Deze zomer zijn twaalf Nederlandse jongeren in Krakau geweest om zich enkele weken in te zetten voor lichamelijk en verstandelijk gehandicapte kinderen in een weeshuis. Daarnaast hielpen ze Poolse gezinnen met een revalidatieprogramma voor hun kinderen.

Verzorgen van de kinderen.

Op initiatief van het British Institute for Brain Injured Children (BIBIC) krijgen deze gezinnen een speciaal trainingsprogramma. Het doel hiervan is om de hersenactiviteit van het kind te ontwikkelen. Dit gebeurt door middel van intensieve oefeningen. Gedurende het jaar besteden de gezinsleden samen met vrijwilligers veel tijd aan het uitvoeren van dit functietrainingsprogramma.

Deze zomer namen de Nederlandse jongeren gedurende tien dagen een gedeelte van deze zorg op zich. De organiserende jeugdclub De Borcht uit Amsterdam, een gemeenschappelijk initiatief van het Opus Dei, heeft inmiddels ervaring opgebouwd met deze hulpprojecten. Esther Roeleveld (32) en Corine van Vliet (25) waren betrokken bij de leiding van de groep. Esther is werkzaam als financieel projectmedewerker in Amsterdam en Corine werkt als arts in het ziekenhuis Amstelveen. Beiden vertellen hun ervaringen.

Potjes ‘bellenblaas’

“Door onze aanwezigheid in het kindertehuis was er net wat meer tijd om extra activiteiten met hen te ondernemen. Naast verzorgingstaken zoals eten geven, hebben we veel gespeeld en gewandeld met de kinderen. Na een paar dagen merkten we al dat de kinderen ons herkenden en contact met ons zochten. Zo durfde een autistische jongen, Bartek, over een loopbrug te gaan nadat ik het had voorgedaan. Vanuit Nederland hebben we cadeaus en sponsorgeld meegenomen. Vooral de potjes ‘bellenblaas’ waren een enorm succes.”

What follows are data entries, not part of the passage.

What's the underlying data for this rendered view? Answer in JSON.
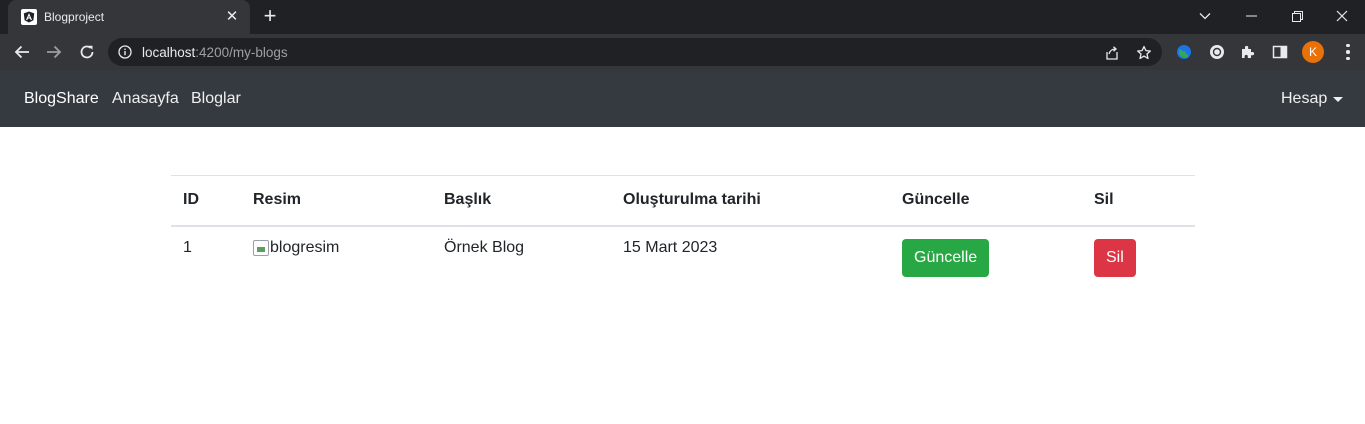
{
  "browser": {
    "tab_title": "Blogproject",
    "tab_close": "✕",
    "new_tab": "+",
    "url_host": "localhost",
    "url_path": ":4200/my-blogs",
    "profile_initial": "K"
  },
  "navbar": {
    "brand": "BlogShare",
    "links": [
      "Anasayfa",
      "Bloglar"
    ],
    "account": "Hesap"
  },
  "table": {
    "headers": [
      "ID",
      "Resim",
      "Başlık",
      "Oluşturulma tarihi",
      "Güncelle",
      "Sil"
    ],
    "rows": [
      {
        "id": "1",
        "image_alt": "blogresim",
        "title": "Örnek Blog",
        "created": "15 Mart 2023",
        "update_label": "Güncelle",
        "delete_label": "Sil"
      }
    ]
  },
  "colors": {
    "navbar_bg": "#343a40",
    "update_button": "#28a745",
    "delete_button": "#dc3545",
    "avatar": "#e8710a"
  },
  "icons": [
    "angular-logo-icon",
    "close-icon",
    "plus-icon",
    "chevron-down-icon",
    "minimize-icon",
    "maximize-icon",
    "close-window-icon",
    "back-arrow-icon",
    "forward-arrow-icon",
    "reload-icon",
    "info-icon",
    "share-icon",
    "star-icon",
    "extension-globe-icon",
    "extension-circle-icon",
    "puzzle-icon",
    "side-panel-icon",
    "more-menu-icon"
  ]
}
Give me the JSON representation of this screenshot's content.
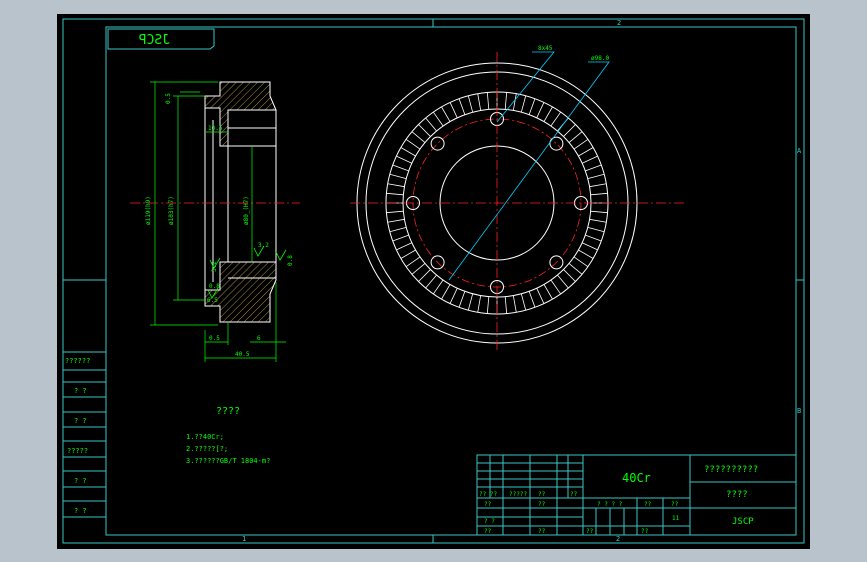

“Ik heb ook geholpen in het gezin van Anja. Zij is acht jaar en ernstig lichamelijk en verstandelijk gehandicapt. De ouders doen drie keer per dag gedurende twee uur oefeningen met het meisje. Dus zes uur per dag! Gelukkig krijgen zij veel hulp van vrijwilligers en buren want de oefeningen moeten met minimaal drie personen uitgevoerd worden. De trouw en het geduld waarmee alle oefeningen gedaan werden, het enthousiasme en de warmte van het gezin, drukt de liefde uit voor het kind en hoop voor de toekomst. Dit alles heeft op mij ontzettend veel indruk gemaakt.”

Ontmoeting

“Dit was echt een vakantie waarin alle facetten aan bod kwamen. Werk, cultuur, ontspanning, maar vooral ook ontmoeting. Onze groep werd begeleid door twee Poolse studentes. Zij vertaalden niet alleen, maar vertelden ook over de gebruiken van het land. In het kindertehuis was er tegelijkertijd een Spaanse groep aan het helpen. Samen met hen en de gehandicapte kinderen hebben we gezongen en gedanst. Iedereen genoot.”

Wandelen met de kinderen.

“Als arts maak ik de ‘zieke’ mens alleen maar in het ziekenhuis mee. Hier heb ik ook ervaren wat het betekent voor een gezin om een gehandicapt kind te hebben. Door de oefeningen met Anja te doen, heb ik mogen delen in de intieme sfeer van het gezin. Het helpen bij de gezinnen heb ik dan ook absoluut niet als werk ervaren.”

"Drie scholieren van onze groep zijn voor de tweede keer meegegaan. Zij hebben dit jaar enkele bejaarden, die ze vorig jaar in Krakau in het verpleeghuis hadden verzorgd, opgezocht. De mensen herkenden hen en waren heel blij ze weer te ontmoeten. Het was mooi om te zien met hoeveel inzet deze scholieren werkten, ’s ochtends in het weeshuis en een paar middagen met de bejaarden. Ik heb werkelijk bewondering voor ze!"